Sentenza 31178/2024 Corte Cassazione
La Suprema Corte ha di fatto stabilito che, nel primo caso si tratta di “maltrattamenti” mentre nel secondo di “stalking”!
Il divieto di interpretazione analogica delle norme incriminatrici impone di scindere i concetti di “famiglia” da quello di “convivenza” di cui all’art. 572 cod. pen. “quale comunità connotata da una radicata e stabile relazione affettiva interpersonale e da una duratura comunanza di affetti implicante reciproche aspettative di mutua solidarietà ed assistenza, fondata sul rapporto di coniugio o di parentela o, comunque, su una stabile condivisione dell’abitazione, ancorché non necessariamente continuativa”.
Di conseguenza, quando le reiterate condotte moleste e vessatorie siano perpetrate dall’imputato dopo la cessazione della convivenza “more uxorio” con la persona offesa, si configura un reato diverso rispetto allo stesso atteggiamento, che veda come vittima una ex coniuge.

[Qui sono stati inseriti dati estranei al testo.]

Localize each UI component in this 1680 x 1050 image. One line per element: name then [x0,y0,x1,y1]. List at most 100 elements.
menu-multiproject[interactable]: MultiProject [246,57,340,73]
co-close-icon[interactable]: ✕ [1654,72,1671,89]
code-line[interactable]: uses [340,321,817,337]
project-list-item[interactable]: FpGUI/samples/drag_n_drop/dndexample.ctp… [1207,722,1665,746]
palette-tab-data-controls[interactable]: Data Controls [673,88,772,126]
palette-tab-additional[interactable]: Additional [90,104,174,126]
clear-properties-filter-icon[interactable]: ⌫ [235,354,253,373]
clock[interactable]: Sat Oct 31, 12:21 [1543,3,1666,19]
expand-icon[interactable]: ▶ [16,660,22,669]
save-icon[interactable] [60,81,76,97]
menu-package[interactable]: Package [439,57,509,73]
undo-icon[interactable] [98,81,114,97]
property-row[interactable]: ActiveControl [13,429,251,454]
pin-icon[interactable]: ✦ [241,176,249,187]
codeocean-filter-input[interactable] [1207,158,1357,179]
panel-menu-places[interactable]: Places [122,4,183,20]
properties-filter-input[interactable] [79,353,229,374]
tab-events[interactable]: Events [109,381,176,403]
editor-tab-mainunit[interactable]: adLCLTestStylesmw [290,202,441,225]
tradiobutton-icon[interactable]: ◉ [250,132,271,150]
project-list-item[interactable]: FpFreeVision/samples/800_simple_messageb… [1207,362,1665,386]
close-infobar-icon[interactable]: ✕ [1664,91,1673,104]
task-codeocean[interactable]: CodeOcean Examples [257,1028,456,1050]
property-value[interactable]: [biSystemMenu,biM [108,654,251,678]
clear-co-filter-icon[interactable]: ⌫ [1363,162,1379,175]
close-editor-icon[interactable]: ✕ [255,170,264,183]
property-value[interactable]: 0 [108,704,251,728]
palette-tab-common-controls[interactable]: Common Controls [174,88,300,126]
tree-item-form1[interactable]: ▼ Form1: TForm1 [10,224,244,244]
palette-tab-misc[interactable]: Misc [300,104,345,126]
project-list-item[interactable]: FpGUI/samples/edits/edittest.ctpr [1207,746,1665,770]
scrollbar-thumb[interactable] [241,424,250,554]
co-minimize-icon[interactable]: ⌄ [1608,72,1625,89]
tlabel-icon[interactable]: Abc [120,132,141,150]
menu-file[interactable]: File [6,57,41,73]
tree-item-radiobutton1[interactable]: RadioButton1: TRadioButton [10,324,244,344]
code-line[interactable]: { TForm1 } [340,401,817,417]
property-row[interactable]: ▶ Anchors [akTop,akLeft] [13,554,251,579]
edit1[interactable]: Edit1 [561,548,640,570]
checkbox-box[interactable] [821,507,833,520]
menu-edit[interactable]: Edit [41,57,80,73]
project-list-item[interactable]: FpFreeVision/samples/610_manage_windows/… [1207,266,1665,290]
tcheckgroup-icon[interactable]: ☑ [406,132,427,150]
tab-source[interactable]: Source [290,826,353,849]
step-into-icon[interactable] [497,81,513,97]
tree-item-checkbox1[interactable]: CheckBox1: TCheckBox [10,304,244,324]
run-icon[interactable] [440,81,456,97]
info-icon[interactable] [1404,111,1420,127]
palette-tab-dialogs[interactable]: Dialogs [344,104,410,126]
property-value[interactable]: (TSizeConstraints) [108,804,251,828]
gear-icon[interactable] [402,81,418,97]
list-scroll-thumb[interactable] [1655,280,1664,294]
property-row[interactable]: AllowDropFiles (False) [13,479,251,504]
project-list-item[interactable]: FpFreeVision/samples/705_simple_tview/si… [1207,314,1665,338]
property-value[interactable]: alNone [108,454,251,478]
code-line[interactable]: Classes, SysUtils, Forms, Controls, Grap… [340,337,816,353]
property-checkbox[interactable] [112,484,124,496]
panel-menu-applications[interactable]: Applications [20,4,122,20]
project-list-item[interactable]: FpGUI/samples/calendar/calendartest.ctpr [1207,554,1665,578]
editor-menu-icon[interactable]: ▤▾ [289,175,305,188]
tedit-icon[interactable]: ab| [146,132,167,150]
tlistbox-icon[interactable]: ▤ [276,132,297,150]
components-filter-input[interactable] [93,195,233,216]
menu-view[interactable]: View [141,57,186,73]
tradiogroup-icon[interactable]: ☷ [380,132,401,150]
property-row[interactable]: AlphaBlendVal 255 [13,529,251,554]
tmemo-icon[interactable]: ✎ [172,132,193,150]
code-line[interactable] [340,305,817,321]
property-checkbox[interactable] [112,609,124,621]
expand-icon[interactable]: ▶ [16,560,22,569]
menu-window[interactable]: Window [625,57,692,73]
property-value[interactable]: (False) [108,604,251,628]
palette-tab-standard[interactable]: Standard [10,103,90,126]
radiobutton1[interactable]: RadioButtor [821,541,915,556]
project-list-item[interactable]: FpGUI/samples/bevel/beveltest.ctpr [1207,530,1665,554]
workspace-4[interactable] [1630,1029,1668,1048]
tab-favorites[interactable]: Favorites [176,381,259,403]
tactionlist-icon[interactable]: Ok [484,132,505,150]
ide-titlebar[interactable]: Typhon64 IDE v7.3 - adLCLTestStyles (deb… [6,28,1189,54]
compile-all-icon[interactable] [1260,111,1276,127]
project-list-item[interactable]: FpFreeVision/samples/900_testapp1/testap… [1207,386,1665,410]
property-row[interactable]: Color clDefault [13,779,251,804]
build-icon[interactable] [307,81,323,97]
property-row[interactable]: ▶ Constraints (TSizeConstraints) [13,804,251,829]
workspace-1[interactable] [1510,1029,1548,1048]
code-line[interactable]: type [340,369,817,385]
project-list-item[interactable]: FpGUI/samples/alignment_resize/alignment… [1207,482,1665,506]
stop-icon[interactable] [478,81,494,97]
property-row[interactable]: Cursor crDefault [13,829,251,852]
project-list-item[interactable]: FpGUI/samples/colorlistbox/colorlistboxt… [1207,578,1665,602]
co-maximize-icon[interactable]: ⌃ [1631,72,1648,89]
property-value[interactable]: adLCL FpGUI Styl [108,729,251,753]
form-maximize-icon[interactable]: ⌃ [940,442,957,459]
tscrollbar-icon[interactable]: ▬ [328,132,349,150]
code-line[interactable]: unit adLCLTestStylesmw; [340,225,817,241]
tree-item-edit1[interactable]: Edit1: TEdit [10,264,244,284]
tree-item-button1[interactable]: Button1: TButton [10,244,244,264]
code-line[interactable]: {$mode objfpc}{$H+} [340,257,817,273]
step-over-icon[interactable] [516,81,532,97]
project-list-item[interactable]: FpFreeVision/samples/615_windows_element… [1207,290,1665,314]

Dunque, si parla di maltrattamenti in famiglia e non di atti persecutori, quando le condotte vessatorie nei confronti del coniuge, sorte in ambito domestico, proseguano dopo la sopravvenuta separazione di fatto o legale, in quanto il coniuge resta “persona della famiglia” fino allo scioglimento degli effetti civili del matrimonio, a prescindere dalla convivenza.
La Cassazione ha precisato che la separazione è condizione che non muta lo “status” acquisito con il matrimonio, in quanto dispensa dagli obblighi di convivenza e fedeltà, ma lascia integri quelli di reciproco rispetto, assistenza morale e materiale, ex art. 143, comma 2, cod. civ.
Certo questo tipo di interpretazione collide con l’indirizzo generale che tende ad equiparare diritti e doveri nascenti sia nell’ambito del matrimonio che durante uno stabile rapporto di convivenza.